Materials and Physical Methods

The perchlorate salts used for this study, viz., Mn(ClO4)·6H2O, Fe(ClO4)2·xH2O, Fe(ClO4)3·6H2O, Co(SO4)2·7H2O, Ni(ClO4)2·6H2O, Cu(ClO4)2·6H2O, Zn(ClO4)2·6H2O, NaClO4·H2O, KClO4, Ca(ClO4)2·4H2O, and Mg(ClO4)2·6H2O, were procured from Sigma-Aldrich Chemical Company. Among the salts of anions, Bu4NF and Me4NCl were procured from Otto Chemie Pvt. Ltd., and Bu4NBr, Bu4NI, Bu4NHSO4, Bu4NPO4, Me4NNO3, Bu4OAc, Bu4H2PO4, Na2CO3, NaHCO3, and Na2SO4 were procured from Spectrochem Pvt. Ltd., India. All of the 20 naturally occurring amino acids, except lysine (TCI Chemicals (India) Pvt. Ltd.) and histidine (Avra Synthesis Pvt. Ltd., India), were procured from Spectrochem Pvt. Ltd., India. All solution studies were carried out in high-performance liquid chromatography (HPLC) grade water. The solvents used for recording NMR spectra were procured from Sigma-Aldrich Chemical Company. 1H and 13C NMR spectra were measured on a Bruker Ascend 400 spectrometer working at 400 MHz. The mass spectra were recorded on a Bruker UltrafleXtreme MALDI-TOF mass spectrometer. The absorption and steady-state fluorescence spectra presented in this article were measured on a Varian Cary 100 Bio and a Horiba Scientific FluoroMaz-4, respectively. The elemental analysis was carried out using a PerkinElmer 2400 SeriesII CHNS.

General Procedure for Fluorescence Experiments

All fluorescence titrations were carried out in HPLC grade water.

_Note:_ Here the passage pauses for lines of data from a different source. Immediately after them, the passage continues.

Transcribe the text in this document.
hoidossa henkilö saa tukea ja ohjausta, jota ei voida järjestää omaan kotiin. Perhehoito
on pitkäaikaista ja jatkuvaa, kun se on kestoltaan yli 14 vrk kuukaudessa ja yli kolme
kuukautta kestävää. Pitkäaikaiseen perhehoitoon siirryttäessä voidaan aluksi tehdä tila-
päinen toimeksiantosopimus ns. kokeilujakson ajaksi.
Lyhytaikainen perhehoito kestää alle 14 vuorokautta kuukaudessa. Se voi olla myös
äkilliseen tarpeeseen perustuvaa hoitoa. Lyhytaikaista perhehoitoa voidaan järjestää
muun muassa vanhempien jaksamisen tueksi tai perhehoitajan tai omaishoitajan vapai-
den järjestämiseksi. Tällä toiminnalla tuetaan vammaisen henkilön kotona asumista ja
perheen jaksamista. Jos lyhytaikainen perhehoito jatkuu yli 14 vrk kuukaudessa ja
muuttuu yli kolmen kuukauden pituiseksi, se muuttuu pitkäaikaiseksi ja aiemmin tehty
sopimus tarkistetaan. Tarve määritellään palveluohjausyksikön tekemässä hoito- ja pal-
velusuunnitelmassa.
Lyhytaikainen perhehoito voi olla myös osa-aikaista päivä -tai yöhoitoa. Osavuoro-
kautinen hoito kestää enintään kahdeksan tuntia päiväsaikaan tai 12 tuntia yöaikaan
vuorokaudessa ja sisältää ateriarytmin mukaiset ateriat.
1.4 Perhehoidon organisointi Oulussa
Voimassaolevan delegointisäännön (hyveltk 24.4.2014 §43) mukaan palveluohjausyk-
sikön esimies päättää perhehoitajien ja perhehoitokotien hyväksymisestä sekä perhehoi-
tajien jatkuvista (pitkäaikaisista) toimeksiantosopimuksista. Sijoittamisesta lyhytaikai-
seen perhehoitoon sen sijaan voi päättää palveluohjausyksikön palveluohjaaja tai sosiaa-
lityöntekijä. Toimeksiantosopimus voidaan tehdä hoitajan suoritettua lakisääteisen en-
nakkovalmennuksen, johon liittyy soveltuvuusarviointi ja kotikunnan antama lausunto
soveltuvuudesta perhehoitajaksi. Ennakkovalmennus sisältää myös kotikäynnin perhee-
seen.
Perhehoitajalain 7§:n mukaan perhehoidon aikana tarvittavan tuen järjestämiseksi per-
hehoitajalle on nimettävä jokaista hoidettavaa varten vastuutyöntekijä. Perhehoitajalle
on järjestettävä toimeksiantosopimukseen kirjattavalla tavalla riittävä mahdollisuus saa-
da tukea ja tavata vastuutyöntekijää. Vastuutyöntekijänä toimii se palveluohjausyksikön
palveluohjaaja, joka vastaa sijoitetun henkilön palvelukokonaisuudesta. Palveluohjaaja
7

The bulk solution of APA (6 × 10–4 M) was prepared in water/DMSO, and the total concentration of DMSO present in the final solution used for titration studies was 0.6%. The salts of cations and anions, and the amino acids, were dissolved in water. During the fluorescence titration, the final concentration of APA was kept at 20 μM and the concentration of metal salts was increased gradually to get the required mole ratios of APA/M. The final concentration of APA was kept at 10 μM for UV–visible spectral titrations. The limit of detection (LOD) was calculated using the equation, LOD = 3σ/m.[46]

Experimental Section

Synthesis of 1c

A mixture of 1b(48) (1.0 g, 1.2 mmol), ethyl azidoacetate[49] (2.3 g, 17.8 mmol), CuSO4·5H2O (71 mg, 0.28 mmol), and ascorbic acid (0.37 g, 1.9 mmol) in DMF (40 mL) was kept at 90 °C for 24 h. The reaction mixture was cooled to 25 °C, and the solvents were evaporated. The solid was dissolved in dichloromethane (100 mL), washed with water (2 × 50 mL) and brine (2 × 50 mL), and dried with Na2SO4. The solvent was evaporated, and the product was purified by chromatography (silica gel; dichloromethane/methanol) to afford 1c as a white solid (1.6 g, 59%). 1H NMR (400 MHz, DMSO-d6): δ 8.33 (s, ArH, 10H), 6.95 (s, ArH, 10H), 5.36 (s, OCH2, 20H), 5.06 and 4.75 (br, NCH2, 20H), 4.15–4.04 (m, OCH2, 20H), 3.67 (s, ArCH2Ar, 10H), 1.17 (t, J = 6.90 Hz, CH3, 30H) ppm. 13C NMR (100 MHz): δ 167.1, 148.8, 143.4, 128.1, 125.5, 114.3, 61.47 (ArC × 2), 50.3, 28.7, 13.8 ppm. Anal. Calcd for C110H130N30O30·8.65H2O: C, 52.67; H, 5.92; N, 16.75, found C, 52.00; H, 5.26; N, 17.44.

Synthesis of APA

A mixture of 1c (1.0 g, 0.43 mmol) and ethylene diamine (15 mL, 225 mmol) was kept at 80 °C for 24 h. The reaction mixture was cooled to 25 °C, and the product was precipitated by the addition of diethylether (50 mL). The precipitate was filtered and purified from methanol/diethylether to afford APA (0.95 g, 92%) as a light brown solid. 1H NMR (400 MHz, DMSO-d6): δ 8.29 (br, NH, 10H), 8.24 (s, ArH, 10H), 6.95 (s, ArH, 10H), 5.07–4.98 (m, CH2, 30H), 4.70 (d, J = 10.7 Hz, CH2), 3.65 (s, ArCH2Ar, 10H), 3.07 (br, CH2, 20H), 2.58 (br, CH2, 20H) ppm. 13C NMR (100 MHz): δ 165.6, 148.8, 142.9, 128.0, 125.7, 114.2, 61.2, 51.5, 42.6, 41.0, 28.7 ppm. MALDI-TOF calcd for C105H140N50O20 ([M]+) 2422.55, found 2422.27.